The algorithm is linear because each brick contributes at most one prefix sum update. Hash map operations are average-case O(1).
The space complexity depends on how many distinct edge positions exist. In the worst case, every edge position is unique.
Test Cases
from typing import List
from collections import defaultdict
class Solution:
def leastBricks(self, wall: List[List[int]]) -> int:
edge_count = defaultdict(int)
for row in wall:
prefix_sum = 0
for brick_width in row[:-1]:
prefix_sum += brick_width
edge_count[prefix_sum] += 1
max_edges = max(edge_count.values(), default=0)
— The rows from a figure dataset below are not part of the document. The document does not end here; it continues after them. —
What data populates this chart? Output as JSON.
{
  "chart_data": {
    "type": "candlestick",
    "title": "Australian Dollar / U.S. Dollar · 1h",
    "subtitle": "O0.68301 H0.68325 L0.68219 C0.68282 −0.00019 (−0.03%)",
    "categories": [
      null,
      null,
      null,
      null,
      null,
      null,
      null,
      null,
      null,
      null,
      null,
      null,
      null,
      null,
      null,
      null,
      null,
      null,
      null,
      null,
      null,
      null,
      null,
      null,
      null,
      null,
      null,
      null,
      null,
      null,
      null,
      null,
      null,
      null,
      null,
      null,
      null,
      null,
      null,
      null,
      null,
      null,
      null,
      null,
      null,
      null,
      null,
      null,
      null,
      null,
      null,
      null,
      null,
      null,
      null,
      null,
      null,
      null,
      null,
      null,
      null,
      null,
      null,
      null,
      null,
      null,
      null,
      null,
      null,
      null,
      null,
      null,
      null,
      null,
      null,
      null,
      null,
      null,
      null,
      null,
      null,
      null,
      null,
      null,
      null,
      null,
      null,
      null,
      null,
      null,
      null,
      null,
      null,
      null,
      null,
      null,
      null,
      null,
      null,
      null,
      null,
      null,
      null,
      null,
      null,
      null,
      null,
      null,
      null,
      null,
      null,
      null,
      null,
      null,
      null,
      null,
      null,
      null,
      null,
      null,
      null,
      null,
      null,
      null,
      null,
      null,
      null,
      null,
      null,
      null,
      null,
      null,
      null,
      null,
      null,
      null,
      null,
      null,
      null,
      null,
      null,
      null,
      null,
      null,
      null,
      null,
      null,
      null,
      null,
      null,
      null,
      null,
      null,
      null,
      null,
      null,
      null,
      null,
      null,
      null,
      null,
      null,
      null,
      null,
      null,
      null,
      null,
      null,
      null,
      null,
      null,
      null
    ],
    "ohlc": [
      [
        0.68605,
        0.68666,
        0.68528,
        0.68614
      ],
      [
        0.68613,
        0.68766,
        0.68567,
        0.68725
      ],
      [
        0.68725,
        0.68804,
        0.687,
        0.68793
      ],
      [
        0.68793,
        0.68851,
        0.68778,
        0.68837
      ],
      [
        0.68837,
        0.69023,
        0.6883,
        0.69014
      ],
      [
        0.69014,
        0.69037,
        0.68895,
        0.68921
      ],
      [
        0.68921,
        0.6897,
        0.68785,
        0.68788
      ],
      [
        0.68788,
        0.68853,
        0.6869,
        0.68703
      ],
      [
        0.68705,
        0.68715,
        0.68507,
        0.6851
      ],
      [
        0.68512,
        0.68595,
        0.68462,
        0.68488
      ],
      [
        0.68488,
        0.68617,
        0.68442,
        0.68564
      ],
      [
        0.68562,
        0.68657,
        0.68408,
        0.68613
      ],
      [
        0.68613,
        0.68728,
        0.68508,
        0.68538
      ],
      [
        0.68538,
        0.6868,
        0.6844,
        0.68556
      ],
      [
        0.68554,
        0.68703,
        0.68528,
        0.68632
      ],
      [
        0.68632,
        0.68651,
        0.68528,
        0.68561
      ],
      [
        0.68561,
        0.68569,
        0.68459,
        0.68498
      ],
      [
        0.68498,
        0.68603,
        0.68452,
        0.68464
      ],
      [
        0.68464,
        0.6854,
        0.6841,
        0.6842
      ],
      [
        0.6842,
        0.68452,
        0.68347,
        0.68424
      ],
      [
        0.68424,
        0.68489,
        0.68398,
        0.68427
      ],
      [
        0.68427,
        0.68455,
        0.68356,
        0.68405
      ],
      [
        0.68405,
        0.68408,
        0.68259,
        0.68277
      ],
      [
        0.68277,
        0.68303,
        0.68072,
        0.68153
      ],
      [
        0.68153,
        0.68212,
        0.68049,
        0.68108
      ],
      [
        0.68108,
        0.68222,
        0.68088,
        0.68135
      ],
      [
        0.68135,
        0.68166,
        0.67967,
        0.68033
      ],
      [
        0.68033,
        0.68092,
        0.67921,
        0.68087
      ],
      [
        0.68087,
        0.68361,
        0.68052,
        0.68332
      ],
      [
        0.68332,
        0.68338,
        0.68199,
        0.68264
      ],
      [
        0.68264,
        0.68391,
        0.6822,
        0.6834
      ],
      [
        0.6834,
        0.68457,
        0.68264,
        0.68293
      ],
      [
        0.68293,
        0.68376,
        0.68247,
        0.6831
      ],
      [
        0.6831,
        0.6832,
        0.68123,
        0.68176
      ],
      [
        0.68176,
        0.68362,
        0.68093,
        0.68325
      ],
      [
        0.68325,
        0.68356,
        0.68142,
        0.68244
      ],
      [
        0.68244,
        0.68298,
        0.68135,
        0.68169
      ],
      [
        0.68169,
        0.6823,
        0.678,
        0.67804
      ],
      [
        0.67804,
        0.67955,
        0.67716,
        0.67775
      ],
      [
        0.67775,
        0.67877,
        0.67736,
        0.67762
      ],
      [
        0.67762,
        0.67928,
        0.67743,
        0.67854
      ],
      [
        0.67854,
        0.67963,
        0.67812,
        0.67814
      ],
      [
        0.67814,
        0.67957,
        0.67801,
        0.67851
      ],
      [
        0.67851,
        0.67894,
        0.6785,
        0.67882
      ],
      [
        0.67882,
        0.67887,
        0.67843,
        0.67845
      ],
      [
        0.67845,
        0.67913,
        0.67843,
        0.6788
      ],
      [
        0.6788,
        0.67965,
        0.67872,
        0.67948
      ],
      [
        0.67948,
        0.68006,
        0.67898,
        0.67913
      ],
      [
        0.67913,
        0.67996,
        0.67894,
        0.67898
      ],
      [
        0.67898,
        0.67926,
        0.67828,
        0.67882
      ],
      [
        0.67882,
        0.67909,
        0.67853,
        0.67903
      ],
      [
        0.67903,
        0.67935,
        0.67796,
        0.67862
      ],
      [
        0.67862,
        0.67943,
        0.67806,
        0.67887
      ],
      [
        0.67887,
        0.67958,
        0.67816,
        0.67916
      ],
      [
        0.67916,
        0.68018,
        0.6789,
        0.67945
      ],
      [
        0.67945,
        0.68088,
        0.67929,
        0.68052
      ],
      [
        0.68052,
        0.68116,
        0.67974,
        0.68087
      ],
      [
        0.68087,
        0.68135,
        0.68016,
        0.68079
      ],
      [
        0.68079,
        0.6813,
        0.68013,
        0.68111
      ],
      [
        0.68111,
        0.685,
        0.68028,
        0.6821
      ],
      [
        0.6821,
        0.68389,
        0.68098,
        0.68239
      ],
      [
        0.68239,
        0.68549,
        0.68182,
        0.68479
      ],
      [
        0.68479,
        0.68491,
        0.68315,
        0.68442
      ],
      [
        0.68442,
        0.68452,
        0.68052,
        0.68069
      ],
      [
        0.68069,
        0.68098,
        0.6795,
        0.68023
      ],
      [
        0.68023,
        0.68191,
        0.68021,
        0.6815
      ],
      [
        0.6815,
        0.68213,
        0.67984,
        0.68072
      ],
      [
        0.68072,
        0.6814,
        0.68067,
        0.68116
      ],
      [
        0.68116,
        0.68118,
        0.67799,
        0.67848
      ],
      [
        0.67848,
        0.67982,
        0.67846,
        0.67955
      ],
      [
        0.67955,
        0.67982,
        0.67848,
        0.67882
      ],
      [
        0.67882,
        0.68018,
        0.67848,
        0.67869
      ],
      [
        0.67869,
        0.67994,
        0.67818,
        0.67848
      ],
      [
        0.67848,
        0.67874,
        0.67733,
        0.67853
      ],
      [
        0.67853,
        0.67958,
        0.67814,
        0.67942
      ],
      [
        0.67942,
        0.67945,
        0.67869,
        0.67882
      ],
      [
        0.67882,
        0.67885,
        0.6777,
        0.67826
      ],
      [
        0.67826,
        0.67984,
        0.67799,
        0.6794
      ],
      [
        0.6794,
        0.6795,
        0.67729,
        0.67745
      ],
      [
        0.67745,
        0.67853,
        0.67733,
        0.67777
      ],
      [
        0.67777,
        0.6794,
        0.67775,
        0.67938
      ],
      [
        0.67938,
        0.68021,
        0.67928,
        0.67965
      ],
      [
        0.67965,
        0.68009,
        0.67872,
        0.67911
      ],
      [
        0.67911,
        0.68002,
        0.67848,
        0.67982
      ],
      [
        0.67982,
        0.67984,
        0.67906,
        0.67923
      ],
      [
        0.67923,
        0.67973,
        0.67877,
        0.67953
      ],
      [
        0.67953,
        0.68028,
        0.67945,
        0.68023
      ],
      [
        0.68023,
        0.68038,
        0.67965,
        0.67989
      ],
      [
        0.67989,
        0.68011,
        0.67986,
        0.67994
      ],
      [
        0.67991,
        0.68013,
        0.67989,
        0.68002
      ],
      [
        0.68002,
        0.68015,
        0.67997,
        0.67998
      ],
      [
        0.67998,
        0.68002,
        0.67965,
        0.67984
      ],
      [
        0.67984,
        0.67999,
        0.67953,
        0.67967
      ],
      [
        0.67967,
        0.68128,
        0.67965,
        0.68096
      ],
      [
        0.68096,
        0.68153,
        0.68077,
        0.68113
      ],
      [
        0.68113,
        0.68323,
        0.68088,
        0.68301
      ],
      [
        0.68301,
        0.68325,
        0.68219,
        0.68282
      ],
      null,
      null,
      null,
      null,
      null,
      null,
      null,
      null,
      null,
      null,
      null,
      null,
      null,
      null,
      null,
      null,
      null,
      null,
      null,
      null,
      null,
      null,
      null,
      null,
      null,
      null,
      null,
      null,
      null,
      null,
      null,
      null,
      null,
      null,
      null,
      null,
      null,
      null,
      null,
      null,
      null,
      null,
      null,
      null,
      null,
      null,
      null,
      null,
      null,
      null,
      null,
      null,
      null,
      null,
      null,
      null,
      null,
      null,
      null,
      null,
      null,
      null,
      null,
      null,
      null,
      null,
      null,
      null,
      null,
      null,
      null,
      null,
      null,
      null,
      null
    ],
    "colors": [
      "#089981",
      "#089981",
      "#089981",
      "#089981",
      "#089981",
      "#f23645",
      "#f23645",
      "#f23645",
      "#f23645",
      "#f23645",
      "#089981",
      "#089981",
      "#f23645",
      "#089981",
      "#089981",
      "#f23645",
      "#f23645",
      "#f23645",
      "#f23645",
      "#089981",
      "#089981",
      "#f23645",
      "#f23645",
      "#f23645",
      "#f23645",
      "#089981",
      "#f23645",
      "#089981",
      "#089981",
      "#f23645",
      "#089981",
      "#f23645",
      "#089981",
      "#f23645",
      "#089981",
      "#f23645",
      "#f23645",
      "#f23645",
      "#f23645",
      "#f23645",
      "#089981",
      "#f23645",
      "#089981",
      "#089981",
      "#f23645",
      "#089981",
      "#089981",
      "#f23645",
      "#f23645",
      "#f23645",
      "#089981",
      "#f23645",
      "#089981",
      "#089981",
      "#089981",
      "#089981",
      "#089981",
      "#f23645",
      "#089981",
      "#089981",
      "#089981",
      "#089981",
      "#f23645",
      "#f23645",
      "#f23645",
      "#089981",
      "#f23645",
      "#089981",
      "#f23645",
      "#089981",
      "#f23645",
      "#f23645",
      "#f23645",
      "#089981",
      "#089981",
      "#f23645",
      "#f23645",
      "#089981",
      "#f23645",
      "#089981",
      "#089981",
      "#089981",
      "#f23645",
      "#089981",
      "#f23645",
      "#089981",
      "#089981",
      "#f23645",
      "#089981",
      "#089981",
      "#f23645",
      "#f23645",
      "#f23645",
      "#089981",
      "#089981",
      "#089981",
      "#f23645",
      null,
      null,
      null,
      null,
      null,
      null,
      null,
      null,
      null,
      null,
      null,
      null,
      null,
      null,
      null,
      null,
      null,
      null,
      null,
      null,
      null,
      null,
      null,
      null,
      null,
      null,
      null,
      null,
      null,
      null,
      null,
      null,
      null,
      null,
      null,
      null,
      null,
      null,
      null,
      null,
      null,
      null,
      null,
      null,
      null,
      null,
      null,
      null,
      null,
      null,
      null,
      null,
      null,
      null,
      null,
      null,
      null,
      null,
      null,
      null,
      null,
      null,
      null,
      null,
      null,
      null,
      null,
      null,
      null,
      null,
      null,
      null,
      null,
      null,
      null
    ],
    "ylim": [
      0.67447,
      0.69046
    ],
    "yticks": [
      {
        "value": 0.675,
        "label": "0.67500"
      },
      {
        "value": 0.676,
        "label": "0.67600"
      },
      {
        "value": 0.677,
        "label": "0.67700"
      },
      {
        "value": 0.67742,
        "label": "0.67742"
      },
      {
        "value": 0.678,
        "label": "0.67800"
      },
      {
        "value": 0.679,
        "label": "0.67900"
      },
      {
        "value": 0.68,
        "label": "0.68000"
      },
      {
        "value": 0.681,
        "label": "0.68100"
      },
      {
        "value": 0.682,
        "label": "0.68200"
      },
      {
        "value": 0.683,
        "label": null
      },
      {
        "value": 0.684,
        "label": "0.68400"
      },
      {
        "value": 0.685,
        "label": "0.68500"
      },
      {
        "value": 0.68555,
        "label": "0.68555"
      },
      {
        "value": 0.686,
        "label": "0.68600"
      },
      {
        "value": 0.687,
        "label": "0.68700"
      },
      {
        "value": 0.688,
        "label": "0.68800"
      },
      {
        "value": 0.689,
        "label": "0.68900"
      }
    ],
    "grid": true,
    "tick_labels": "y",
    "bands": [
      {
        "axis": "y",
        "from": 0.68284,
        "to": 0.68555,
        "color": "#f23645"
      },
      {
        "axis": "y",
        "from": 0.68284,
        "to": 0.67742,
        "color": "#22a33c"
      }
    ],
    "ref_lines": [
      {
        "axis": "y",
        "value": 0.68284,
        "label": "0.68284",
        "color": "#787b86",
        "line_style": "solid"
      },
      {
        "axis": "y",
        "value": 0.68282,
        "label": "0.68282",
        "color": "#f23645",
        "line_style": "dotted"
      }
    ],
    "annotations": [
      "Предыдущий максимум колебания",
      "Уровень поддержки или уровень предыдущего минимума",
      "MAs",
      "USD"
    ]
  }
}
return len(wall) - max_edges
solution = Solution()
# Example 1 from problem statement
assert solution.leastBricks(
[[1,2,2,1],[3,1,2],[1,3,2],[2,4],[3,1,2],[1,3,1,1]]
) == 2
# Example 2, no internal edges exist
assert solution.leastBricks([[1],[1],[1]]) == 3
# Perfect alignment across all rows
assert solution.leastBricks([[2,2],[2,2],[2,2]]) == 0
# No shared internal boundaries
assert solution.leastBricks([[1,1],[2],[1,1]]) == 1
# Single row with multiple bricks
assert solution.leastBricks([[1,2,3]]) == 0
# Large brick widths
assert solution.leastBricks([[1000000000,1],[1,1000000000]]) == 1
# Mixed alignment positions
assert solution.leastBricks([[1,1,1],[2,1],[1,2]]) == 1
# One row only, line can pass through an internal edge
assert solution.leastBricks([[1,1]]) == 0
# Multiple repeated edge positions
assert solution.leastBricks([[3,1],[1,3],[2,2],[3,1]]) == 1
print("All test cases passed.")
Test Case Summary
| Test | Why |
|---|---|
| Example 1 | Standard mixed alignment scenario |
| Example 2 | No internal edges exist |
| Perfect alignment | Best possible answer is zero |
| No shared boundaries | Forces more crossings |
| Single row | Validates handling of minimal row count |
| Large widths | Ensures no dependence on wall width magnitude |
| Mixed alignment | Verifies counting logic |
| One row with edge | Confirms line may avoid all bricks |
| Repeated edge positions | Tests frequency accumulation |
Edge Cases
Rows With Only One Brick
If a row contains exactly one brick, there are no internal boundaries where a line can pass without crossing the brick. A naive implementation might incorrectly include the wall boundary itself as a valid edge.
This implementation avoids the issue by iterating over:
row[:-1]
which excludes the final brick edge entirely.
No Shared Internal Edges
Some walls may have internal boundaries, but none align across rows. In this case every possible vertical line crosses almost every row.
The algorithm handles this naturally because each edge position receives only small frequency counts. The maximum frequency remains low, leading to the correct minimum crossing count.
Empty Edge Map
When every row contains a single brick, the edge map becomes empty because no internal boundaries are added.
Calling max() on an empty collection would normally raise an error. The implementation safely handles this using:
max(edge_count.values(), default=0)
which correctly treats the maximum shared edge count as zero.